There are 2 duplicates: numbers 2 and 3. The second occurrence of 3 has a smaller index than the second occurrence of 2 does, so the answer is 3.
For a = [2, 2], the output should be solution(a) = 2; For a = [2, 4, 3, 5, 1], the output should be solution(a) = -1.
Input/Output
[execution time limit] 4 seconds (js)
[input] array.integer a
Guaranteed constraints: 1 ≤ a.length ≤ 105, 1 ≤ a[i] ≤ a.length.
[output] integer
The element in a that occurs in the array more than once and has the minimal index for its second occurrence. If there are no such elements, return -1.
My code
function solution(a) {
let first = Infinity
for ( let i = 0; i<a.length; i++ ) {
let pointer = i+1;
while (pointer <a.length) {
if (a[i] === a[pointer] && pointer<first) {
first = pointer;
}
pointer +=1
}
}
if (first === Infinity) {
return -1
}
return a[first]
}
Thank you.
In bad cases, you're iterating over the whole array for every element in it - O(n ^ 2). The inner while(pointer < a.length) results in the argument taking too much time.
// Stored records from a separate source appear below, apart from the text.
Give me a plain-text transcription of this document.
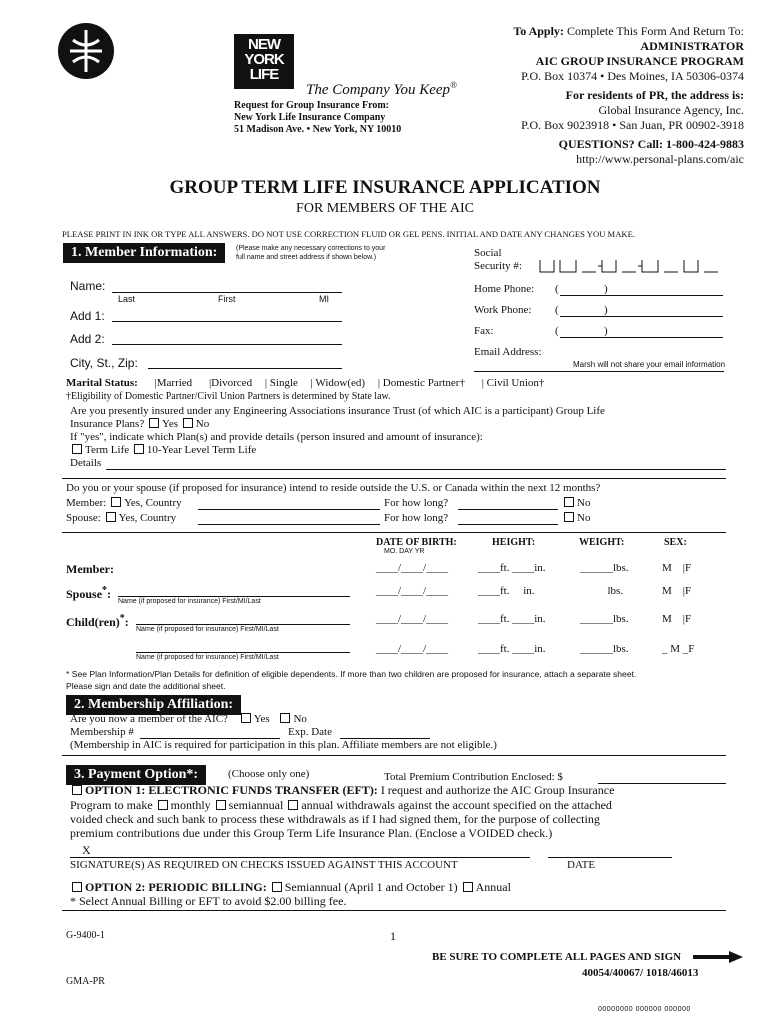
NEW
YORK
LIFE
The Company You Keep®
Request for Group Insurance From:
New York Life Insurance Company
51 Madison Ave. • New York, NY 10010
To Apply: Complete This Form And Return To:
ADMINISTRATOR
AIC GROUP INSURANCE PROGRAM
P.O. Box 10374 • Des Moines, IA 50306-0374
For residents of PR, the address is:
Global Insurance Agency, Inc.
P.O. Box 9023918 • San Juan, PR 00902-3918
QUESTIONS? Call: 1-800-424-9883
http://www.personal-plans.com/aic
GROUP TERM LIFE INSURANCE APPLICATION
FOR MEMBERS OF THE AIC
PLEASE PRINT IN INK OR TYPE ALL ANSWERS. DO NOT USE CORRECTION FLUID OR GEL PENS. INITIAL AND DATE ANY CHANGES YOU MAKE.
1. Member Information:	(Please make any necessary corrections to your
full name and street address if shown below.)
Name:
Last	First	MI
Add 1:
Add 2:
City, St., Zip:
Social
Security #:
Home Phone: (	)
Work Phone: (	)
Fax:	(	)
Email Address:
Marsh will not share your email information
Marital Status: |Married |Divorced | Single | Widow(ed) | Domestic Partner† | Civil Union†
†Eligibility of Domestic Partner/Civil Union Partners is determined by State law.
Are you presently insured under any Engineering Associations insurance Trust (of which AIC is a participant) Group Life
Insurance Plans? Yes No
If "yes", indicate which Plan(s) and provide details (person insured and amount of insurance):
Term Life 10-Year Level Term Life
Details
Do you or your spouse (if proposed for insurance) intend to reside outside the U.S. or Canada within the next 12 months?
Member: Yes, Country	For how long?	No
Spouse: Yes, Country	For how long?	No
DATE OF BIRTH:
MO. DAY YR
HEIGHT:	WEIGHT:	SEX:
Member:	____/____/____	____ft. ____in.	______lbs.	M    |F
Spouse*:
Name (if proposed for insurance) First/MI/Last
____/____/____	____ft. in.	lbs.	M    |F
Child(ren)*:
Name (if proposed for insurance) First/MI/Last
____/____/____	____ft. ____in.	______lbs.	M    |F
Name (if proposed for insurance) First/MI/Last
____/____/____	____ft. ____in.	______lbs.	_ M _F
* See Plan Information/Plan Details for definition of eligible dependents. If more than two children are proposed for insurance, attach a separate sheet.
Please sign and date the additional sheet.
2. Membership Affiliation:
Are you now a member of the AIC? Yes No
Membership #	Exp. Date
(Membership in AIC is required for participation in this plan. Affiliate members are not eligible.)
3. Payment Option*:	(Choose only one)	Total Premium Contribution Enclosed: $
OPTION 1: ELECTRONIC FUNDS TRANSFER (EFT): I request and authorize the AIC Group Insurance
Program to make monthly semiannual annual withdrawals against the account specified on the attached
voided check and such bank to process these withdrawals as if I had signed them, for the purpose of collecting
premium contributions due under this Group Term Life Insurance Plan. (Enclose a VOIDED check.)
X
SIGNATURE(S) AS REQUIRED ON CHECKS ISSUED AGAINST THIS ACCOUNT	DATE
OPTION 2: PERIODIC BILLING: Semiannual (April 1 and October 1) Annual
* Select Annual Billing or EFT to avoid $2.00 billing fee.
G-9400-1	1
BE SURE TO COMPLETE ALL PAGES AND SIGN
40054/40067/ 1018/46013
GMA-PR
00000000 000000 000000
Instead, make a Set of elements found so far, and return when the first duplicate element is found (which will be the minimal second index).
const solution = (a) => {
const set = new Set();
for (const item of arr) {
if (set.has(item)) return item;
set.add(item);
}
return -1;
};
Since this has no nested loop (.has and .add is O(1)), this is O(n) overall, which should be quick enough.